THINKING INSIDE THE SPHERE: CALCULATING EXTERNAL RADIATION DOSE RATES FOR ESR DATING AT ROC DE MARSAL, FRANCE

At Roc de Marsal (RdM) cave, Couche I in the lower layers yielded a Neanderthal infant skeleton that originally was thought to have been intentionally buried, although now appears not to have been. The site has also yielded a Quina Mousterian industry rich in scrapers overlying other Mousterian industries with high percentages of Levallois débitage but few scrapers. Preliminary ESR ages increased with depth, but thermoluminescence (TL) dates did not change significantly from top to bottom. Both methods rely on accurately calculating the external dose rate, D_ext(t), from the mineralogically inhomogeneous sediment, which constitutes the major dose contribution to the RdM ages. Large differences occurred in D_ext(t) derived from the volumetrically averaged sedimentary geochemical analyses used for the ESR and the in situ TL dosimetry used for the TL dates. Since D_ext(t) from éboulis is much lower than that from the fine-grained cave sediment, its contribution must be analyzed accurately, but sediment granulometry was never completed for the deposits.

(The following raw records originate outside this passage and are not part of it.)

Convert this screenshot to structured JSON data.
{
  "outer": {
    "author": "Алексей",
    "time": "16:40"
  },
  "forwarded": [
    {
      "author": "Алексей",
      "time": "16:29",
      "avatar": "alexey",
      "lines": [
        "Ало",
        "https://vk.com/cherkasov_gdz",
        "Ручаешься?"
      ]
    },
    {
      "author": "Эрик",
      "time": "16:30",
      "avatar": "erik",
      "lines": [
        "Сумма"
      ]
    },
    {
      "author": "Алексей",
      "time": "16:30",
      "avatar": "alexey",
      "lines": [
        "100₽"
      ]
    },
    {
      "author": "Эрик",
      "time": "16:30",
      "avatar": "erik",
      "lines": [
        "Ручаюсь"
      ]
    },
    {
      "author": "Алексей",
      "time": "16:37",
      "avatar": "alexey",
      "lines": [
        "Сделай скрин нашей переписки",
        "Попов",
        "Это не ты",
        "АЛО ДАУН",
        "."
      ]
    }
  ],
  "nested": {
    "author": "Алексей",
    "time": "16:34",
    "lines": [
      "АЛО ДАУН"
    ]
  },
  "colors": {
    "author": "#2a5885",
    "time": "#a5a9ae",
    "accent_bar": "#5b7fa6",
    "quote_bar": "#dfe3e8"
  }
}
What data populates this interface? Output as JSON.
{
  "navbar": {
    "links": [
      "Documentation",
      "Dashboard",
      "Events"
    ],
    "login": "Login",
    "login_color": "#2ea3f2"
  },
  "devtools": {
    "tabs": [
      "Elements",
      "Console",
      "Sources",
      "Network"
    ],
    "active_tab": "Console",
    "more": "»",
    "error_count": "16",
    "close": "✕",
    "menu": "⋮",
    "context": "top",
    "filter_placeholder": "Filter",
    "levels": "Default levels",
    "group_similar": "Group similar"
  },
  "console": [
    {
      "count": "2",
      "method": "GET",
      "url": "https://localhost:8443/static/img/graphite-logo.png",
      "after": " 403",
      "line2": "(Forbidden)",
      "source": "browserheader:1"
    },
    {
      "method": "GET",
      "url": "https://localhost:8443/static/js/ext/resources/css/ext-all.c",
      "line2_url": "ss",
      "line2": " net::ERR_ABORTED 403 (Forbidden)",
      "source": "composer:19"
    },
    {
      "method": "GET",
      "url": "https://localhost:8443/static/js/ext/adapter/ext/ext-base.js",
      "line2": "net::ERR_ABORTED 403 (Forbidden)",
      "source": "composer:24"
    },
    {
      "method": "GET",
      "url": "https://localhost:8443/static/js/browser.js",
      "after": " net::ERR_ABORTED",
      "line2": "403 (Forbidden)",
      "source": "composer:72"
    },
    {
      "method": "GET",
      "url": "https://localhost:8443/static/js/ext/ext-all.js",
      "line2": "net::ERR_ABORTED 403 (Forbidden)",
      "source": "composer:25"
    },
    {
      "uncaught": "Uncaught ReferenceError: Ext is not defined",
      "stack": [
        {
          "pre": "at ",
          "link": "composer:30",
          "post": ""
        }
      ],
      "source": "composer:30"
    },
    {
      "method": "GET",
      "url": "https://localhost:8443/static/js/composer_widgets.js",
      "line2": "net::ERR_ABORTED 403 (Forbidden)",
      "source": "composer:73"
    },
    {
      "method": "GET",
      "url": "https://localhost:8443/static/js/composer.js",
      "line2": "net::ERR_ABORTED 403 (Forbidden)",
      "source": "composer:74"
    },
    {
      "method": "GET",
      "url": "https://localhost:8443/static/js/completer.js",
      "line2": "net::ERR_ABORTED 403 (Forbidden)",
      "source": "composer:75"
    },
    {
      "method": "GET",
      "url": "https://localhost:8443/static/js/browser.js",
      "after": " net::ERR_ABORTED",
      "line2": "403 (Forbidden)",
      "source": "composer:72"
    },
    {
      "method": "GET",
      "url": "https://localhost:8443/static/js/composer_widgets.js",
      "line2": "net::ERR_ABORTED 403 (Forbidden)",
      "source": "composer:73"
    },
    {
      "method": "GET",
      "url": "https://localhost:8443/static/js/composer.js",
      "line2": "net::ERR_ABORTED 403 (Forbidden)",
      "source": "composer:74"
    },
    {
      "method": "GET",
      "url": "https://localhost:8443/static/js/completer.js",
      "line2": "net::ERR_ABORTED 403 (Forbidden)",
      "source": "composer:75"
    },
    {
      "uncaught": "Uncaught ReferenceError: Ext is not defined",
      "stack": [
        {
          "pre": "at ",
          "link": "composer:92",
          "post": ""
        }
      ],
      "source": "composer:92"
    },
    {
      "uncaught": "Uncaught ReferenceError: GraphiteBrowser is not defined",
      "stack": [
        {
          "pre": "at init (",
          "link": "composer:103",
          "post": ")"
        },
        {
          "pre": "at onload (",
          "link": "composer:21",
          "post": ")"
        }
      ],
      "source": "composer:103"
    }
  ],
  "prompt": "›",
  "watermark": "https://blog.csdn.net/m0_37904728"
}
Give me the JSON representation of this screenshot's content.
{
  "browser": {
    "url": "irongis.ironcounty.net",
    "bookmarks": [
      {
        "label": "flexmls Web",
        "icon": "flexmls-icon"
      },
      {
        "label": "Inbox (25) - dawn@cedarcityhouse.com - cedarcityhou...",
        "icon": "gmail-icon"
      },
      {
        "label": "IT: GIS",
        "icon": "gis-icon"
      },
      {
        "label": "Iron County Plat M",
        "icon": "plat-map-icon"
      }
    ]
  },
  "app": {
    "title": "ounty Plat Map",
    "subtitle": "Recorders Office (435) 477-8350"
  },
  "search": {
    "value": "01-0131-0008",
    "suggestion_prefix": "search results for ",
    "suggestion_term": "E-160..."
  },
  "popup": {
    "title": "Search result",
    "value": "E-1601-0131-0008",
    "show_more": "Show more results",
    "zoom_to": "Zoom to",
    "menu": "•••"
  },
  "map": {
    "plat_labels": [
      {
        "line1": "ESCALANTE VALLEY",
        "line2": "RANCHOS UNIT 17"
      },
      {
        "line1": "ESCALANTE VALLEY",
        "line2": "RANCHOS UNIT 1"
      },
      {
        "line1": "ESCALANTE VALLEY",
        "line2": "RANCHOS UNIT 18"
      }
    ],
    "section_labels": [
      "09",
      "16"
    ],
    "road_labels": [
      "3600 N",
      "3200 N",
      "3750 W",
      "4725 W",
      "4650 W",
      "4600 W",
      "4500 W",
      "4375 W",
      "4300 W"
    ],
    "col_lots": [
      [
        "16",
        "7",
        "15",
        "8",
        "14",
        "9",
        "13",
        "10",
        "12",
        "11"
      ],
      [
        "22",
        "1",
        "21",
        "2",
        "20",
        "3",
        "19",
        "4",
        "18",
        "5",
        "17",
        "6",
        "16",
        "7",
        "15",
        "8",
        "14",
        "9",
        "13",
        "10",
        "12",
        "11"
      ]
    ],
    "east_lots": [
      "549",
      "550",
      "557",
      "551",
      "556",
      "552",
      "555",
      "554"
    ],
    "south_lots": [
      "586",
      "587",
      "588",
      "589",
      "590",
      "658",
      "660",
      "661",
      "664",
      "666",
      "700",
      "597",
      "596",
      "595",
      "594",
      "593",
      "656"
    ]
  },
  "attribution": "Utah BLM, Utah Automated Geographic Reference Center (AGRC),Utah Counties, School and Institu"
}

For all the ESR dates, total-station laser locations (“shots”) exist for all éboulis larger than ~5 cm in maximum diameter. While converting this linear data into volumetric éboulis contributions should be possible, it has never been attempted. Here, we derive a mathematical model to do so. In nearby caves hosted in similar limestone, éboulis frequency size distributions mimic an exponentially decreasing function. After testing several mathematical models to approximate the medium and large éboulis volumes, the tetrahedral and hemispheroid shapes provided more accurate estimates. A probability density function was developed that uses medium and large éboulis volumes to predict the small éboulis volume given the number of shots. Using a linear model for the frequency size distribution is not as reliable as using an exponential assumption for calculating both the TL and ESR ages.